The main rumour the media were peddling before the count was that the BNP had come third and managed to keep their deposit. In the end they came a close fourth to the Tories with 4.92% of the vote, just below the 5% threshold they needed to keep the deposit. The BNP have claimed this as a great victory but in reality only got 93 more votes than they did last time and were disappointed at not coming third, though they wouldn't admit it. This result starkly shows what Socialist Appeal has consistently argued about the BNP's recent electoral success: that it is characterised by Labour abstentions and the odd disillusioned Labour voter turning to the BNP in despair. We cannot discount the threat the BNP pose if they continue to make gains electorally, but we must argue that they can only be opposed politically if Labour stands on a firm socialist programme that addresses the problems of all working class people, regardless of race. We must contrast this tactic to that of 'Unite Against Fascism' who, as they did during the EU elections, ran a “vote anybody but the BNP” campaign in the constituency. This fails to answer the genuine concerns that workers have about housing, jobs and services that the BNP pray on to wins a small number of votes.

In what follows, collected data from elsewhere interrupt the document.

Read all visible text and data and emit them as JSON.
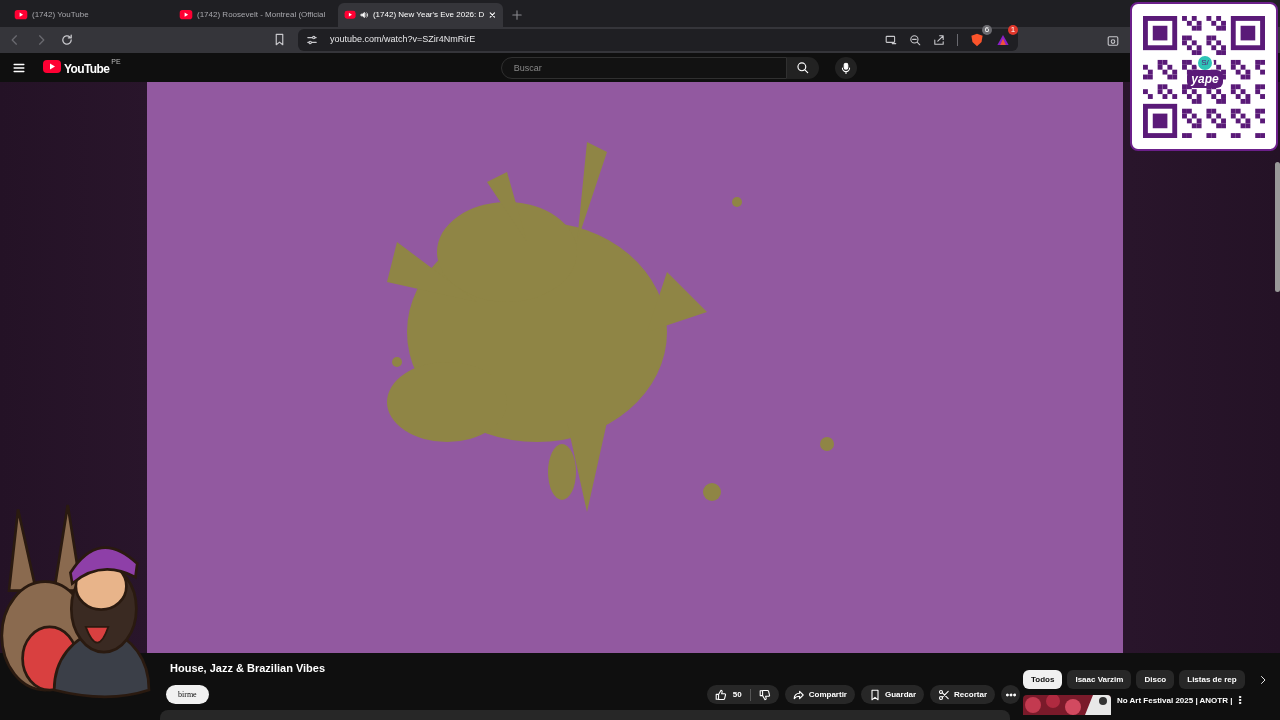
{
  "browser": {
    "tabs": [
      {
        "title": "(1742) YouTube",
        "selected": false,
        "audio": false
      },
      {
        "title": "(1742) Roosevelt - Montreal (Official",
        "selected": false,
        "audio": false
      },
      {
        "title": "(1742) New Year's Eve 2026: D",
        "selected": true,
        "audio": true
      }
    ],
    "address": "youtube.com/watch?v=SZir4NmRirE",
    "extensions": [
      {
        "kind": "shield",
        "badge": "6"
      },
      {
        "kind": "triangle",
        "badge": "1"
      }
    ]
  },
  "youtube": {
    "logo": "YouTube",
    "region": "PE",
    "search": {
      "placeholder": "Buscar"
    }
  },
  "video": {
    "kind": "picture",
    "title": "House, Jazz & Brazilian Vibes",
    "subscribe": "birme",
    "likes": "50",
    "actions": [
      {
        "kind": "share",
        "label": "Compartir"
      },
      {
        "kind": "save",
        "label": "Guardar"
      },
      {
        "kind": "clip",
        "label": "Recortar"
      }
    ]
  },
  "chips": [
    {
      "label": "Todos",
      "selected": true
    },
    {
      "label": "Isaac Varzim",
      "selected": false
    },
    {
      "label": "Disco",
      "selected": false
    },
    {
      "label": "Listas de rep",
      "selected": false
    }
  ],
  "recommended": [
    {
      "title": "No Art Festival 2025 | ANOTR |"
    }
  ],
  "overlay": {
    "qr_currency": "S/",
    "qr_brand": "yape"
  }
}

In amongst the also rans, that included two former Big Brother contestants of which Tommy Sheridan was only one, there were three socialist candidates. The combined 'left vote' was lower than that of the BNP with the vast majority, 794, going to Sheridan, standing for Solidarity. This indicates most of it was an endorsement of an individual rather than an organisation. That the SSP could only poll 152 votes, coming behind John Smeaton, the apparent hero of the attempted terrorist attacks on Glasgow Airport in 2007, who stood for the Jury Team (whoever they are), clearly raises questions for its members and supporters. Since 2007 the SSP has consistently failed to deliver electorally, having lost all of its elected representatives bar one councillor and performed disastrously in both the Euro-elections and several by-elections. Surely this shows that the project of a new workers' party in Scotland has proved impossible to realise. The SSP still contains many good working class activists and a layer of young people, yet these people choose to spend a great deal of time and effort standing in hopeless election campaigns. If the SSP was to work in the trade unions more effectively and act as a coherent left presence they would see the necessity of fighting for change in the Labour Party.

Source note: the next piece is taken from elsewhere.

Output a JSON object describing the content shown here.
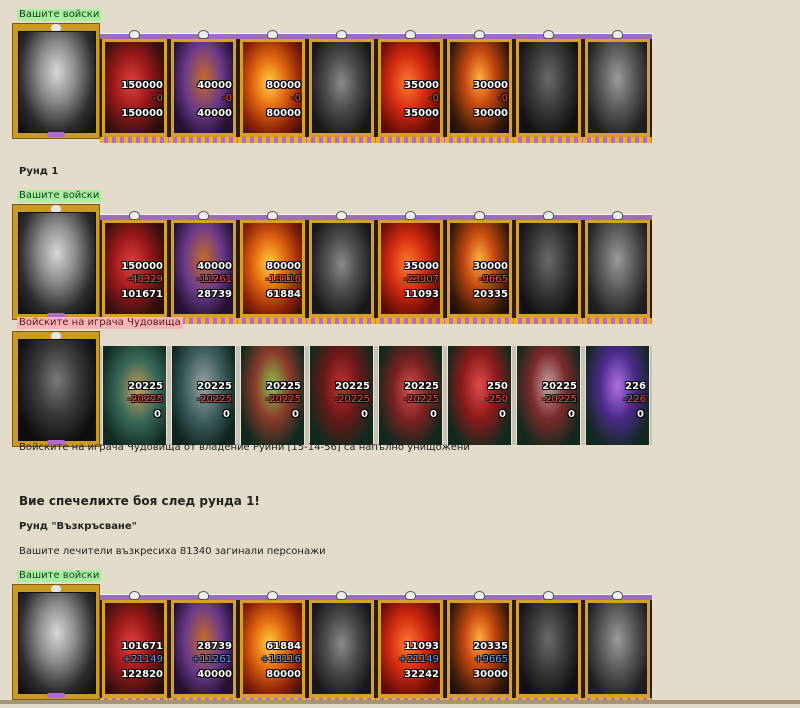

It’s impossible to completely predict the results of the coming general election or of the Scottish Parliamentary elections in 2011. The recent results indicate that the SNP will find it more and more difficult to pose as a left alternative but also that the mass of workers are not willing to endorse the current leadership of the Labour Party. In Scotland we have not felt the brunt of the coming public sector cuts which will (we have been told) have to be made when the block grant for 2010, which the Scottish Government relies on for most of its funding, is announced. In office the SNP have conclusively shown that they are unable and unwilling to break from big business and will have to make public spending cuts at the behest of Westminster. It seems likely that while the Tories will win the next general election they will make, at best, few gains in Scotland. For the Labour Party to be serious about fighting the Nationalists it must stand on a bold socialist programme against cuts and for full fiscal autonomy for the Scottish Parliament so that it can effectively resist Tory attacks from Westminster. It's also clear that the current leadership will not do this. They are tied to the national government who are already implementing Tory cuts and will only go further if they were to win the next general election. In reality there can never be socialism in Scotland without it being tied to a wider socialist Britain.